Pod Priority Classes 2026
Priority classes prevent low-priority pods from starving the cluster. The pattern.
Levels
Pod priority classes determine the order in which Kubernetes schedules and evicts pods. The discipline is using priority classes to protect critical workloads while allowing less important workloads to run when capacity allows.
What priority levels look like:
- system-critical, high, default, low.: The team's hierarchy typically has these levels. Each has a numeric priority value; higher numbers win in scheduling.
- Each with priority value.: The numeric value is what Kubernetes uses for ordering. The team's class names map to values; the discipline is consistent.
- Higher: scheduled first.: When the cluster is under pressure, higher-priority pods schedule first. The discipline ensures the most important workloads get capacity.
- Preempts lower.: When capacity is tight, higher-priority pods can preempt lower. The discipline produces ordered survival.
- Document the hierarchy.: The team's priority hierarchy is documented. New workloads get appropriate priority; the discipline is consistent.
The levels are the framework. Each workload is assigned to one based on importance.
When
Pod priority classes are valuable in mixed-criticality clusters. The discipline handles the case where multiple workload types share capacity.
- Mixed-criticality clusters.: Clusters running both production and batch workloads benefit. The discipline ensures production survives capacity constraints; batch tolerates interruption.
- Production plus batch jobs.: The typical mix. Production needs reliability; batch can be interrupted; the priority classes encode this.

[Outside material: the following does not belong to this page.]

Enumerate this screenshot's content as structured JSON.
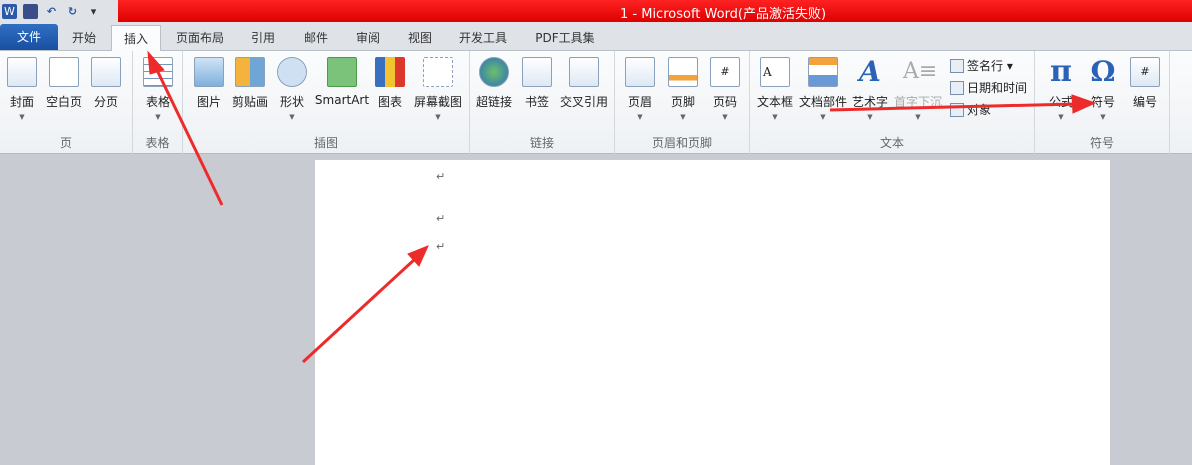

- Catches the case where batch starves prod during scaling.: Without priority classes, scheduler picks pods arbitrarily during capacity events. With priority, production wins; the discipline prevents starvation.
- Single-criticality clusters do not benefit.: When all workloads are equally important, priority classes do not help. The discipline applies only to mixed-criticality.
- Test the behavior.: The team verifies priority class behavior under capacity pressure. Production survives; batch yields; the discipline is verified.
The when-to-use is mixed-criticality. The discipline matches the workload diversity.
Avoid
Some patterns produce predictable problems. Everything marked system-critical defeats the system; the discipline is keeping high priority for genuine production.
- Everything system-critical.: When every pod has high priority, the priority loses meaning. There is no order; preemption cannot resolve capacity conflicts; the discipline fails.
- Defeats the system.: Universal high priority defeats the priority class system. The discipline must distinguish; not everything can be critical.
- Most pods should be default.: The default priority is the right choice for most workloads. High priority is reserved for genuine production criticality; the discipline is bounded.
- Audit the priority assignments.: The team audits priority class usage. Pods with inappropriate priorities are identified; the discipline corrects them.
- Document the rationale.: Each pod's priority class has a documented rationale. Future maintainers understand; the discipline is preserved through team changes.
Pod priority classes is one of those Kubernetes operational disciplines that pays off in capacity-constrained scenarios. Nova AI Ops integrates with cluster scheduling telemetry, surfaces patterns, and supports the team's priority discipline.